Fourteen modified A330-200s are due to enter RAF use from late this year, with the type to replace its aged Lockheed TriStars and Vickers VC10s in providing in-flight refuelling and passenger transport services.

 FSTA three hoses - Airbus Military
© Airbus Military

But Dalton believes the fleet's potential could go much further than these traditional roles, for example by taking on some intelligence, surveillance and reconnaissance functions.

"We need to do much more in the way we drive towards innovation," Dalton told the Royal Aeronautical Society's Aerospace 2011 conference in London on 13 April. "There are few good reasons why every airframe in an operational area should not be an ISR collector, or that FSTA could not be configured as a strategic ISR platform. Off-the-shelf modular capabilities to make this happen exist and can, indeed should, be integrated into future and current platforms, affordability permitting."

The AirTanker consortium, which will deliver the FSTA service under a private finance initiative deal with the UK Ministry of Defence, has also previously hinted at wider potential uses for the 14-aircraft fleet, the last of which will enter use by mid-2016.

"There's a lot more we could do," director of flight operations James Scott told Flightglobal late last year.

 VC10 - gatwicksteve AirSpace
© gatwicksteve gallery on flightglobal.com/AirSpace
Operations with the RAF's last VC10 tankers will end by 2013

The RAF's first A330 tanker is due to be flown to the MoD's Boscombe Down test centre in Wiltshire soon to begin clearance testing for UK service. AirTanker will deliver its first operational example to Brize Norton, Oxfordshire, late this year.

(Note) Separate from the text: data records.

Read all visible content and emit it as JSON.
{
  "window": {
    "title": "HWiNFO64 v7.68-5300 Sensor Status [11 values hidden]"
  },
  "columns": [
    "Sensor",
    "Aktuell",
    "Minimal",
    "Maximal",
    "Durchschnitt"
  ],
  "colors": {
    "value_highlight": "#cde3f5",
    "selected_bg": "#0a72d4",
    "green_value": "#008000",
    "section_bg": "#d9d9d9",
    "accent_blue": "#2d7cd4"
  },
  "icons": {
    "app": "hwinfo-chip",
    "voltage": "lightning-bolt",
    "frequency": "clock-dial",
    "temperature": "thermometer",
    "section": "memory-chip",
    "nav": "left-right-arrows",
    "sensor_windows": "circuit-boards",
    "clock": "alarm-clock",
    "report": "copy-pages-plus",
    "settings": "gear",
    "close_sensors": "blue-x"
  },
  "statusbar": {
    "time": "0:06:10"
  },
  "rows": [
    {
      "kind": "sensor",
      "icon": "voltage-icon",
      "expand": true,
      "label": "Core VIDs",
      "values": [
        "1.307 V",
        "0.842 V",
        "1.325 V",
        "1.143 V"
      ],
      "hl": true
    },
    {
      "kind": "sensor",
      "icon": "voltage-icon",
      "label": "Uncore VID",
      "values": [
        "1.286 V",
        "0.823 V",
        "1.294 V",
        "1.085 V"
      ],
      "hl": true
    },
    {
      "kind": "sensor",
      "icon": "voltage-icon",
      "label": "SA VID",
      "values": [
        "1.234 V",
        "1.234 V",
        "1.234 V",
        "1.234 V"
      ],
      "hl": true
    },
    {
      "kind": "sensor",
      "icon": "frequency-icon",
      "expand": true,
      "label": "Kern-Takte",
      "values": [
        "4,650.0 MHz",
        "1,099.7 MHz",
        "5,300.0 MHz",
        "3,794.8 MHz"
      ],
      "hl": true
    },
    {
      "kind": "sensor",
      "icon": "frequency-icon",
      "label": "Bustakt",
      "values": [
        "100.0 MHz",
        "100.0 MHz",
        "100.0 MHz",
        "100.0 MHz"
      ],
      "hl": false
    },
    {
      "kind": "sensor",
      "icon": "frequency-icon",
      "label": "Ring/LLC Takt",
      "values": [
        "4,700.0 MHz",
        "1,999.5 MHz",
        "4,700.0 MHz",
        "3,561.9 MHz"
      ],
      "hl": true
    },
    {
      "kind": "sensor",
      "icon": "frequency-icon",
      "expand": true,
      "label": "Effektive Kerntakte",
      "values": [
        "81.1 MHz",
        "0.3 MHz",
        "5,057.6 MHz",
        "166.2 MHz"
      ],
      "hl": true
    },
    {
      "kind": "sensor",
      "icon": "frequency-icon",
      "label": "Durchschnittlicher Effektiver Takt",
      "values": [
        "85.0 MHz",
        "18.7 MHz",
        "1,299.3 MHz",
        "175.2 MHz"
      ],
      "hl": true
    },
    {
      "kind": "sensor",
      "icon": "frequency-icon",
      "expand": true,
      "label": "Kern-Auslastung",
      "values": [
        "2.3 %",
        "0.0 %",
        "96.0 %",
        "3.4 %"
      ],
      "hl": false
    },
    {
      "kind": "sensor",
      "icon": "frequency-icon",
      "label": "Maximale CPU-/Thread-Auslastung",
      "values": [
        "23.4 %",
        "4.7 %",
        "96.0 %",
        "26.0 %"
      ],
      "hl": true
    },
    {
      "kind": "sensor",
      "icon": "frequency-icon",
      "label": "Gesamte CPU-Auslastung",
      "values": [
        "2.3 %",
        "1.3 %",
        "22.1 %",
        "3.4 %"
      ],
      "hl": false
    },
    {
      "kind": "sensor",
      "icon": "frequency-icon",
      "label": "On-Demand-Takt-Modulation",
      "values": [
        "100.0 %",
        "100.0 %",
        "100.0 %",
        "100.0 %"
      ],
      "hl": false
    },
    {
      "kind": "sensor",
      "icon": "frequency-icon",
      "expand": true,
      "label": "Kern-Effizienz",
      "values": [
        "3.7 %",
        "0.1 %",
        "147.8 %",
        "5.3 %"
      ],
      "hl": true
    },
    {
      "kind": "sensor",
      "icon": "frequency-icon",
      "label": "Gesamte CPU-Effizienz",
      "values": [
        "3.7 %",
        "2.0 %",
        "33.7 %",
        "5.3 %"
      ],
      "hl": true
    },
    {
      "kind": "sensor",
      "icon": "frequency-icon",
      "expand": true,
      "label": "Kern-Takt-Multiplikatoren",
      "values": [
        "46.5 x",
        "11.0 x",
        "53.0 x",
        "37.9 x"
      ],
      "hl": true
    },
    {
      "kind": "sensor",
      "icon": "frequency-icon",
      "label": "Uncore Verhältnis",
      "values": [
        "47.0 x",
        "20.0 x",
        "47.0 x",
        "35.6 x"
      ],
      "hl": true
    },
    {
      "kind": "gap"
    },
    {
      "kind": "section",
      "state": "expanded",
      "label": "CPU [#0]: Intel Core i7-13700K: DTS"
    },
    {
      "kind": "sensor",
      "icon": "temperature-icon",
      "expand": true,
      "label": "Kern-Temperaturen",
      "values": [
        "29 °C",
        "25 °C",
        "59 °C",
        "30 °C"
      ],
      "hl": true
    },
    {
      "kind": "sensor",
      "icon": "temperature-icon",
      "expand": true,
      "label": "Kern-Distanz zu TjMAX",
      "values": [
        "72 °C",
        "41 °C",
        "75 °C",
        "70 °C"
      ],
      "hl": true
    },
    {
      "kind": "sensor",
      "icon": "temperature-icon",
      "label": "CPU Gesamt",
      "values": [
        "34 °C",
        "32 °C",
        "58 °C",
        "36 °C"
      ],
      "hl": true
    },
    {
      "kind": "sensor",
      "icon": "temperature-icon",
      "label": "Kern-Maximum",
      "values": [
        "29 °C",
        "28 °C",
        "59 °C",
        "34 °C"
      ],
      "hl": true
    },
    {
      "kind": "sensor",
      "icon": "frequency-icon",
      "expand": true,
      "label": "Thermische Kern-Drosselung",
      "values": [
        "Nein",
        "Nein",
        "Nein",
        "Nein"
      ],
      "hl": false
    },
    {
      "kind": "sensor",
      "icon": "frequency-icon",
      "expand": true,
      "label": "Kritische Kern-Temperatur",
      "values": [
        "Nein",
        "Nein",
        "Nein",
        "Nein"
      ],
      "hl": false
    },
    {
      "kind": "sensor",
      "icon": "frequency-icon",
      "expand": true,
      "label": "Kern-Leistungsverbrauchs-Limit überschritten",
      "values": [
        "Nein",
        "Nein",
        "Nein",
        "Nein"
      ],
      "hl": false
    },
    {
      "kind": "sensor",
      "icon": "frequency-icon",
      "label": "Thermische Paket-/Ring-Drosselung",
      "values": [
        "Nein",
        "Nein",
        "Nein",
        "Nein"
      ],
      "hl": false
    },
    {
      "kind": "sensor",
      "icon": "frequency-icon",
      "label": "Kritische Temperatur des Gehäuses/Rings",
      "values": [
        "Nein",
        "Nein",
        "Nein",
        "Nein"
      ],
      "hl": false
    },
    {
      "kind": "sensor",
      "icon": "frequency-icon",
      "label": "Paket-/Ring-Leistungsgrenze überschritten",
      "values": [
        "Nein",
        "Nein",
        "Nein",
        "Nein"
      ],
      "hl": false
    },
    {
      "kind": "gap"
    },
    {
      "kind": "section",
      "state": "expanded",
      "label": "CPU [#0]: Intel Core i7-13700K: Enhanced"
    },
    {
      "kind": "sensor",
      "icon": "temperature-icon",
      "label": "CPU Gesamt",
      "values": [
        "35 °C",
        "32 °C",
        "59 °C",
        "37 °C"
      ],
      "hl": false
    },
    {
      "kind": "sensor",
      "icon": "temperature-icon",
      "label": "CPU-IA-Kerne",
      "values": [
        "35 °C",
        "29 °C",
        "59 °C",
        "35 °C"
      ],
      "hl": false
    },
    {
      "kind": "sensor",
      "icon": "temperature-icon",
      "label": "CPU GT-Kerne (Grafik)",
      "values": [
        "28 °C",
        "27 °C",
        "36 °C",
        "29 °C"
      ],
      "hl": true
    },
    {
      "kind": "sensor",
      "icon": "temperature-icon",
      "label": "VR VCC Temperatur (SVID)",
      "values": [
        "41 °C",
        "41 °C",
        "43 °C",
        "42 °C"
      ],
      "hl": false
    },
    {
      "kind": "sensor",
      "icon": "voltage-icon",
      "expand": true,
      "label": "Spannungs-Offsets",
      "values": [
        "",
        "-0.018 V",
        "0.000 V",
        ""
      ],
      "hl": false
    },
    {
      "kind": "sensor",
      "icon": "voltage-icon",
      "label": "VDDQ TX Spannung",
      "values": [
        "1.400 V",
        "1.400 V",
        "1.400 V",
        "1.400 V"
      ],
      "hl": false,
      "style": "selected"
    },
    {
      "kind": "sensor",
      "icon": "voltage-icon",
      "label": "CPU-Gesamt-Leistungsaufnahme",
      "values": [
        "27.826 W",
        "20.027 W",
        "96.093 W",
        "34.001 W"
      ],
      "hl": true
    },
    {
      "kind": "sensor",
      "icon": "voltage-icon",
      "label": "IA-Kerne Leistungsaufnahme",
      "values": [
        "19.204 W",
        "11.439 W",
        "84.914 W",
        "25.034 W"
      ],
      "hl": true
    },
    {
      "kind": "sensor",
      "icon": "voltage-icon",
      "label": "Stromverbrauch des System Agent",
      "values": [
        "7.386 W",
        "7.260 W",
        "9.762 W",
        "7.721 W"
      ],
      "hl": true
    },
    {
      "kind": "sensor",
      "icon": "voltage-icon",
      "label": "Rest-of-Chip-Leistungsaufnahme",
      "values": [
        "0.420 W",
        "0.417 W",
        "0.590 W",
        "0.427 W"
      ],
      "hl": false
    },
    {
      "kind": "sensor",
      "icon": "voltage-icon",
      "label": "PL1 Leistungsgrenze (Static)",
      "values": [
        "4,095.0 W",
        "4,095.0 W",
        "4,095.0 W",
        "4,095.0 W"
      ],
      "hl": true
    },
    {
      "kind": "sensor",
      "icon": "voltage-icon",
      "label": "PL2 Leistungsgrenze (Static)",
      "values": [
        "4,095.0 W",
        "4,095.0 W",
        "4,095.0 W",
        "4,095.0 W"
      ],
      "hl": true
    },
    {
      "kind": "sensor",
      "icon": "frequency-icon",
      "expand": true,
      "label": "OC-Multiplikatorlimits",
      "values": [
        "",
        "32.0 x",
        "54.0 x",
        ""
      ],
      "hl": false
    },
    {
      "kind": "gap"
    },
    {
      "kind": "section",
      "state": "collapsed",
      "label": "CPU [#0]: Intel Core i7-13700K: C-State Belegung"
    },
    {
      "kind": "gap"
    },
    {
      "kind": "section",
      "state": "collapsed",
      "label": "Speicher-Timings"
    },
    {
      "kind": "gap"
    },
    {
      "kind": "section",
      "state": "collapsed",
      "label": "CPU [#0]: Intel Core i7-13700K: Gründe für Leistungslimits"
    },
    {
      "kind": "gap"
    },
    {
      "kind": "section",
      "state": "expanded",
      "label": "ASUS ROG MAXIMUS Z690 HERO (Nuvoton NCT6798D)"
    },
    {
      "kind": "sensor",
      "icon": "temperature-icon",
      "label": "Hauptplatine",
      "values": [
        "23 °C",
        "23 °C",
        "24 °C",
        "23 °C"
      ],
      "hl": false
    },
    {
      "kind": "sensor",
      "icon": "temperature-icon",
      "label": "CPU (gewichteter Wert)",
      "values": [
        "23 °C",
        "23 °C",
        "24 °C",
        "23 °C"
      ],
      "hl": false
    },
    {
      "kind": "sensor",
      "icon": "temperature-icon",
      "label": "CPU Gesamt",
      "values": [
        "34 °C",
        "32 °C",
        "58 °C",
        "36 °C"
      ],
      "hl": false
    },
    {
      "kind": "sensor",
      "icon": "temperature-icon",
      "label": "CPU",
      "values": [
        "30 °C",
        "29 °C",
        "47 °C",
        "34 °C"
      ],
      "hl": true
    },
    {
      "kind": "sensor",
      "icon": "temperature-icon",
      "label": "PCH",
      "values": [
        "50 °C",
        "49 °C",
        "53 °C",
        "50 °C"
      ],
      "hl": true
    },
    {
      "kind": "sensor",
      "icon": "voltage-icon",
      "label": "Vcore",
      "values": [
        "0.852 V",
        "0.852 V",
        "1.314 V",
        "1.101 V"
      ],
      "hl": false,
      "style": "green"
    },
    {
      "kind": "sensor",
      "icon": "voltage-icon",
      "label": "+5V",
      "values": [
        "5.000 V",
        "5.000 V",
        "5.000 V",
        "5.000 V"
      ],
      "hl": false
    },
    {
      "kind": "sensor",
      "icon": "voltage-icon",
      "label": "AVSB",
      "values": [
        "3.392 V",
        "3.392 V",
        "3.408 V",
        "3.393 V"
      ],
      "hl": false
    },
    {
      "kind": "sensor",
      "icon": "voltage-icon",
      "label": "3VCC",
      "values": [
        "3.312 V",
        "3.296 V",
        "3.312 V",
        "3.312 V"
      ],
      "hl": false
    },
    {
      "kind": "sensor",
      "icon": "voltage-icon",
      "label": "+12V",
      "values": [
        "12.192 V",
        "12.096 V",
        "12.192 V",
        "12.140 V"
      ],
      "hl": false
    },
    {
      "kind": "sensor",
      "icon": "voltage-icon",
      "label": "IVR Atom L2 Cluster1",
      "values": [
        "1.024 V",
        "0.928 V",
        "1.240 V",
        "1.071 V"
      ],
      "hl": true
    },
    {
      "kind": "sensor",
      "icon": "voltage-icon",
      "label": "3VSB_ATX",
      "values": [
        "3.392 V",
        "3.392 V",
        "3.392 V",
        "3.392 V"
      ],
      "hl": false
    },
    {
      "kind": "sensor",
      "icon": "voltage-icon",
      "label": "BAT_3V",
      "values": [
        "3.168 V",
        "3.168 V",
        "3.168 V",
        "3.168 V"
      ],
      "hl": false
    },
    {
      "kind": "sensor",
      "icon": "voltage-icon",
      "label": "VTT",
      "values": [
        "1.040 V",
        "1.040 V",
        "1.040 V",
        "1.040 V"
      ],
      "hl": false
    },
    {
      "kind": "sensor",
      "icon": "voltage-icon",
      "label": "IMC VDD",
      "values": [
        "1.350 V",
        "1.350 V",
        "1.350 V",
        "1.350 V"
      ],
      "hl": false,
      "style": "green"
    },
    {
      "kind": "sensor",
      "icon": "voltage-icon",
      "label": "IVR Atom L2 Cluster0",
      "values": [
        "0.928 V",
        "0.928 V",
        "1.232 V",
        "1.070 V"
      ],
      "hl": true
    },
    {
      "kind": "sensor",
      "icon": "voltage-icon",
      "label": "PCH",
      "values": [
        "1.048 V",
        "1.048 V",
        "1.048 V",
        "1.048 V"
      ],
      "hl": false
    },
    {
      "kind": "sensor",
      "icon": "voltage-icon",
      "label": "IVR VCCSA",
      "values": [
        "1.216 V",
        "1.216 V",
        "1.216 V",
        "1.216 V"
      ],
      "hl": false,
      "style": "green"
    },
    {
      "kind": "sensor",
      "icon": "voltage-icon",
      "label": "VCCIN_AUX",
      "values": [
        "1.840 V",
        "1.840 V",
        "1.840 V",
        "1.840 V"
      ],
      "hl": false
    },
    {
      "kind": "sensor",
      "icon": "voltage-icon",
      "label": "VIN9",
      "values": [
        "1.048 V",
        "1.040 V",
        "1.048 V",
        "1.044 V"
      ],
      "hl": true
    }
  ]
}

Seven of the UK's aircraft will be configured with under-wing hose and drogue refuelling pods, while the rest of the fleet will be three-point tankers also equipped with a centreline fuselage refuelling unit for use with large aircraft types.

Meanwhile, AirTanker partner Thales UK has contracted CTC Aviation to support the instruction of pilots for the FSTA service from mid-2011.

“CTC instructors will deliver A330-200 type rating training and operational support programmes” using a full-flight simulator and part-task trainer installed at Brize Norton, the company says.

“Later in 2012 CTC will assist Thales UK to establish its own A330 type rating training organisation approval,” it adds.